Yang lebih muda pun akhirnya mengalah dan kembali mendengarkan bualan Bhumi dengan (pura-pura) seksama.

"Nih, kalo kamu kalah, hukumannya kamu harus cium saya. Kalo kamu menang, nanti hadiahnya jadi pacar saya, begitu pun sebaliknya. Deal nggak?" Bhumi julurkan satu tanggannya di hadapan Yicel dan menunggu jabatan tangannya ditanggapi oleh yang lebih muda.

Tawaran keduanya sama-sama menarik di mata Yicel. Sama-sama nggak ada yang buruk. Alias, ditantang seperti itu, siapa takut? "Deal," ia balas jabat tangan Bhumi dengan mantap. Tiba-tiba tekatnya bulat untuk memenangkan perlombaan ini.Toh, memang sudah seharusnya hubungan mereka berdua ini diberi status bukan?

"Nggak boleh curang ya, Mas."

"Emang bisa curang?"

"Yaa, kalo kangen beneran, jangan disengaja-ngajain nggak diitung gitu maksudnya!" jawabnya rada kesal.

Bhumi kembali mendekap Yicel yang emosinya masih tersulut sebab dirinya yang penuh akan perngeyelan itu.

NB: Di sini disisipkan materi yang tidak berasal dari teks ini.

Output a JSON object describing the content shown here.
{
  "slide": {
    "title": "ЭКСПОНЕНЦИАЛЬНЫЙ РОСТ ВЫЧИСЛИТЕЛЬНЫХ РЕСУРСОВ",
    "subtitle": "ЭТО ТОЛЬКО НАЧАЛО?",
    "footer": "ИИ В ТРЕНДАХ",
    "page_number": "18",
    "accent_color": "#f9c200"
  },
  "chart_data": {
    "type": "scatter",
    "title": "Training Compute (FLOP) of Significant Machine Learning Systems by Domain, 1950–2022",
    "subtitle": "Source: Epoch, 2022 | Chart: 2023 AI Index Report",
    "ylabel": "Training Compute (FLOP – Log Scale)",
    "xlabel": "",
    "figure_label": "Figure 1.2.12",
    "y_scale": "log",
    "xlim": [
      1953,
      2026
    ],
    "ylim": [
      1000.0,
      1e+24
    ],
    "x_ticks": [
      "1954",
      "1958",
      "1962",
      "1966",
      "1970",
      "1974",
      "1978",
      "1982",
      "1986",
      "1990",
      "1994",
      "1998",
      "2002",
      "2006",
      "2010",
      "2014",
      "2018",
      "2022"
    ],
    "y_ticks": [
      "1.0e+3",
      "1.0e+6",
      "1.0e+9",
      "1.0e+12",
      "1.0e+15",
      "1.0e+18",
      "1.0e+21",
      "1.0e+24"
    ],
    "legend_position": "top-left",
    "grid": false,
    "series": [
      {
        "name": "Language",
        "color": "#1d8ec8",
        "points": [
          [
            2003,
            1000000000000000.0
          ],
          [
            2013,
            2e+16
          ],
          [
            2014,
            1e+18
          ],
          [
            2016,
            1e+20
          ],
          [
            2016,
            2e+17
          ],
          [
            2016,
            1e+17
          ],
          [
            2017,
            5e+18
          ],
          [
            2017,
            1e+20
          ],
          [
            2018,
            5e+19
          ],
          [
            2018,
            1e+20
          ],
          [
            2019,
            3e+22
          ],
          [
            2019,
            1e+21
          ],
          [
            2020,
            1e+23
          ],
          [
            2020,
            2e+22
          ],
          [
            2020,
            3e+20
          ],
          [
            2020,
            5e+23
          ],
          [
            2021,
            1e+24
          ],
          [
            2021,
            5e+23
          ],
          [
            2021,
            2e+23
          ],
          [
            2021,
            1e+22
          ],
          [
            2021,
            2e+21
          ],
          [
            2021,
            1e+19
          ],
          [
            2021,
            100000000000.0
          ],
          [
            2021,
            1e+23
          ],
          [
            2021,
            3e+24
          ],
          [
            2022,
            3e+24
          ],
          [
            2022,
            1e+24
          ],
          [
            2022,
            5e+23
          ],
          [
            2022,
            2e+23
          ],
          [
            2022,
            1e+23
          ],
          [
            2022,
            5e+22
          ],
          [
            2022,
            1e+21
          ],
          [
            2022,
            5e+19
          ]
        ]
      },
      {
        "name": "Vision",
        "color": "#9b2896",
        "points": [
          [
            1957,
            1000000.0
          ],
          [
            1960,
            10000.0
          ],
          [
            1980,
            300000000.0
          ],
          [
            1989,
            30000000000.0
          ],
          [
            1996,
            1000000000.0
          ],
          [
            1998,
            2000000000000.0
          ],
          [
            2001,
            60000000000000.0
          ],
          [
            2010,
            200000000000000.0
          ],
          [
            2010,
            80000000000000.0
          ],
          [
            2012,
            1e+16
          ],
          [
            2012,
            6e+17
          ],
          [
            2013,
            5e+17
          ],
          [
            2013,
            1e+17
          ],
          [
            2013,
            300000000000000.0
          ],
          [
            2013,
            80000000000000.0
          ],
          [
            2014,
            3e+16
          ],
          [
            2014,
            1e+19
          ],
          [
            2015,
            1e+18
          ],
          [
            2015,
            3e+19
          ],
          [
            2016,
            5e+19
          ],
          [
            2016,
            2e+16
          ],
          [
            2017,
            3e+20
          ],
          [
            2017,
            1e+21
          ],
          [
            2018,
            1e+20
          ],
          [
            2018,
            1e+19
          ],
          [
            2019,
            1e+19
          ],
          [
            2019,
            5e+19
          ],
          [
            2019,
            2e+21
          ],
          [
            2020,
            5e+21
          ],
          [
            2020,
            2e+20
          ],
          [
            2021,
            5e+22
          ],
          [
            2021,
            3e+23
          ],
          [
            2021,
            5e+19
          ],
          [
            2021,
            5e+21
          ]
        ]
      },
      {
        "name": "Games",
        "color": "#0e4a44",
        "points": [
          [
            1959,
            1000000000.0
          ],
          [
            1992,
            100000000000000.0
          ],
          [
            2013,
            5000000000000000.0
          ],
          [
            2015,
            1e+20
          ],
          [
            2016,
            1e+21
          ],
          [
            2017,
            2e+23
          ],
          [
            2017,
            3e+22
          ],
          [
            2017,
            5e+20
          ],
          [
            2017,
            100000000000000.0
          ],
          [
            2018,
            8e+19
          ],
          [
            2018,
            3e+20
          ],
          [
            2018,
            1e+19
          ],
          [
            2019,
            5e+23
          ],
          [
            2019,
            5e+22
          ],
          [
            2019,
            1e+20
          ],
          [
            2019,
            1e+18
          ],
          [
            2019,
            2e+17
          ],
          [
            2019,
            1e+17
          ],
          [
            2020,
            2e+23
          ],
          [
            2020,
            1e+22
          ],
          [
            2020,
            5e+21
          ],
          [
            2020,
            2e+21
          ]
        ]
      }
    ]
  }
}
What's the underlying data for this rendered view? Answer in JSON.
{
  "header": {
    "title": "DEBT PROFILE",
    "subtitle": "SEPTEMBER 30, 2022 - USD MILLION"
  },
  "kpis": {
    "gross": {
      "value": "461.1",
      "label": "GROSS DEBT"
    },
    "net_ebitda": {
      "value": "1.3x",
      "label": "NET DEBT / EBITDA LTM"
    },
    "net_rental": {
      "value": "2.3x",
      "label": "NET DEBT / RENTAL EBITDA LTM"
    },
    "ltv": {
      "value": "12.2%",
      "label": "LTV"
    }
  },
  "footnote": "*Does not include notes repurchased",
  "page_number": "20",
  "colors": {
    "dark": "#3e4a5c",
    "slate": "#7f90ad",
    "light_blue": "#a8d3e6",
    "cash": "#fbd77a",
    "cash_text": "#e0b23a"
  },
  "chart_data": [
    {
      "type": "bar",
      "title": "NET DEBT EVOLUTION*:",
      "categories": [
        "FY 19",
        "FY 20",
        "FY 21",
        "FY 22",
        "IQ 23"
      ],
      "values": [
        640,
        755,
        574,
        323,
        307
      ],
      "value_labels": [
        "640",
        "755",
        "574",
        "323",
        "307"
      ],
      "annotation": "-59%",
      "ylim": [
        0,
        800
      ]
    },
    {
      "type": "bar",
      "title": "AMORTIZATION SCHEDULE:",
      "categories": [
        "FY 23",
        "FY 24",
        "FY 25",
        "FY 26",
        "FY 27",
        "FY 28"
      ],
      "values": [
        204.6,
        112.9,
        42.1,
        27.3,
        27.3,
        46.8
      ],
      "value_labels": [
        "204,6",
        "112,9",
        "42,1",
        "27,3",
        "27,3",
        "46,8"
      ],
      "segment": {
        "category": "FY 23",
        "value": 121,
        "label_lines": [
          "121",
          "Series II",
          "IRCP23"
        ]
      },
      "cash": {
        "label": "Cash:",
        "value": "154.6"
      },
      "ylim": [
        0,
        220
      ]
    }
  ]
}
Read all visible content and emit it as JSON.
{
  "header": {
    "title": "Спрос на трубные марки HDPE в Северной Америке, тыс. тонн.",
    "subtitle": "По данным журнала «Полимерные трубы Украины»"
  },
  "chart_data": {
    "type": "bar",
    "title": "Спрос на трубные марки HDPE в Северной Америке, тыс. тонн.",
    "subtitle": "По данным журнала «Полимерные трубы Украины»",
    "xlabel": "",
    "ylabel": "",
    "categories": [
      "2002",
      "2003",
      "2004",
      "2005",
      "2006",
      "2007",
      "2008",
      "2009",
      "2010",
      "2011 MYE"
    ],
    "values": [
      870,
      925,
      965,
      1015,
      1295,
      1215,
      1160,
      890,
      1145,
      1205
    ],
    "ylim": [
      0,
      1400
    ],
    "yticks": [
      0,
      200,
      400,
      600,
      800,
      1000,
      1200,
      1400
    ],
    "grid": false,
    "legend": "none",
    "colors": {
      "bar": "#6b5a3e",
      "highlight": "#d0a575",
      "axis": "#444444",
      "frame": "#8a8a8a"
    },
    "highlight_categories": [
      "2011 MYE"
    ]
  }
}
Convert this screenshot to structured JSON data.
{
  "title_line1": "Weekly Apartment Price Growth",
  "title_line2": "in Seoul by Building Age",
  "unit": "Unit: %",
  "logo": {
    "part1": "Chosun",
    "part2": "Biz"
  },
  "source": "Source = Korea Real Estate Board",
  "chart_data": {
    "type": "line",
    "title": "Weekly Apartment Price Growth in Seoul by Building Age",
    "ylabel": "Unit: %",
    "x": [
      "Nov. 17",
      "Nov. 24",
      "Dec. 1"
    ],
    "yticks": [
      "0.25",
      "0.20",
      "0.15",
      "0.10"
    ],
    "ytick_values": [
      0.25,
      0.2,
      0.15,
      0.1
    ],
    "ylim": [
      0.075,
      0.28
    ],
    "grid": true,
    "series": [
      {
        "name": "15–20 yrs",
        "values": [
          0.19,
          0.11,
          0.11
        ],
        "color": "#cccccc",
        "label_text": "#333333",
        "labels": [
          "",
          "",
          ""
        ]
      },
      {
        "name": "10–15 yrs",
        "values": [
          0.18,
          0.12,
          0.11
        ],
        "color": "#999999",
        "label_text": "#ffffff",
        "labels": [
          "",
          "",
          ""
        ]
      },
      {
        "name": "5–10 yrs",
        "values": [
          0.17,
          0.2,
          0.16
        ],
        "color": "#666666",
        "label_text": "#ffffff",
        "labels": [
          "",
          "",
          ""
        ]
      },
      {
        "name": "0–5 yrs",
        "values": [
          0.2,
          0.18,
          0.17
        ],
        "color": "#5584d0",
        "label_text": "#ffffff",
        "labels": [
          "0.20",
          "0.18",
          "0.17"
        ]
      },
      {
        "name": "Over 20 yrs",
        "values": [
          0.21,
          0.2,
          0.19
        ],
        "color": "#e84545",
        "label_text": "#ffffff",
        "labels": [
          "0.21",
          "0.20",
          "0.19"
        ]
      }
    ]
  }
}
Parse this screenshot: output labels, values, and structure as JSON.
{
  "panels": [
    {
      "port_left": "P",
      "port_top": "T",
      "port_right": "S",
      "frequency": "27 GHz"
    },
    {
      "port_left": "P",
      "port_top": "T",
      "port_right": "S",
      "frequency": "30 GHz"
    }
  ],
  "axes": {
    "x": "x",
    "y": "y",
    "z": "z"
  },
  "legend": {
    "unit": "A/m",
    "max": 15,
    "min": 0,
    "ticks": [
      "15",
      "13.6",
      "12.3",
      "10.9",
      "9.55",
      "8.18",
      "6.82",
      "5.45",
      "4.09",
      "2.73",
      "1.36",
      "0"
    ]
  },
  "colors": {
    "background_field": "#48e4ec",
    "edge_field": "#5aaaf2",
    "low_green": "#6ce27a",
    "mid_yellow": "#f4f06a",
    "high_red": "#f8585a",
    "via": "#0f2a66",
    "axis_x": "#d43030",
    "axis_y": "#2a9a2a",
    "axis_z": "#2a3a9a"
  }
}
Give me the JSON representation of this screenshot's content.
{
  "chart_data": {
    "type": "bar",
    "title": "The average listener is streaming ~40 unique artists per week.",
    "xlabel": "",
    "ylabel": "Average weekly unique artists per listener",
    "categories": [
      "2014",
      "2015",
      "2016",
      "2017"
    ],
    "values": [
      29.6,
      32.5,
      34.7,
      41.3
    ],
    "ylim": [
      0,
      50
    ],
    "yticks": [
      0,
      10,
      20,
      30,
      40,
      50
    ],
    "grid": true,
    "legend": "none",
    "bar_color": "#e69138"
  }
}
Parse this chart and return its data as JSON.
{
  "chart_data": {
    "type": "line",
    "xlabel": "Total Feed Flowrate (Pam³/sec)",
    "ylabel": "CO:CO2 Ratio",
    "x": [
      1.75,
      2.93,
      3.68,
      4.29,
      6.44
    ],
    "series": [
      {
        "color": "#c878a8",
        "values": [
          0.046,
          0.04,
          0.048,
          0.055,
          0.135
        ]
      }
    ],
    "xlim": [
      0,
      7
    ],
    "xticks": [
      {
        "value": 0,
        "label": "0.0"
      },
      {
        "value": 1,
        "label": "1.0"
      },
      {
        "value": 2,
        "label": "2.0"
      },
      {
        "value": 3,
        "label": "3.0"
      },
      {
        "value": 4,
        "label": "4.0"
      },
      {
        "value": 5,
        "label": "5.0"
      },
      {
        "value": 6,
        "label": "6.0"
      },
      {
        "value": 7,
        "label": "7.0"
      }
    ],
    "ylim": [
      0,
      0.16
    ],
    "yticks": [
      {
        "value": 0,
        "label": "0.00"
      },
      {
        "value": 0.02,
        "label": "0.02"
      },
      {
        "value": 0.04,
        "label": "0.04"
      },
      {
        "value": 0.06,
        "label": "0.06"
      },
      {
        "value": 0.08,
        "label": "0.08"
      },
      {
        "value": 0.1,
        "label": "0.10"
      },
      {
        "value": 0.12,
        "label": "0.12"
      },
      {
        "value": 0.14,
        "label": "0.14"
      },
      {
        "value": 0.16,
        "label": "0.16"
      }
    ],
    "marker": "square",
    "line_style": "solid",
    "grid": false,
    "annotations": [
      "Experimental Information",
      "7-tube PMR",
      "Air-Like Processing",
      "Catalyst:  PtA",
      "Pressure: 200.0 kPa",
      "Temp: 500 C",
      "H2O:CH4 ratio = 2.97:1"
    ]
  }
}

Sore itu berlalu dalam kebersamaan yang rasanya tak ingin mereka akhiri, seperti halaman terakhir dari sebuah buku yang terlalu indah untuk ditutup. Dan meskipun jarak yang mungkin akan hadir di antara mereka, keduanya percaya bahwa rasa yang saling terikat itu nggak pernah benar-benar pergi, hanya menunggu untuk kembali, sekuat tekad mereka menjaga janji-janji kecil di antara tawa dan percakapan tanpa akhir di bawah langit jingga yang sudah semakin memerah tanda matahari sebentar lagi akan digantikan oleh bulan.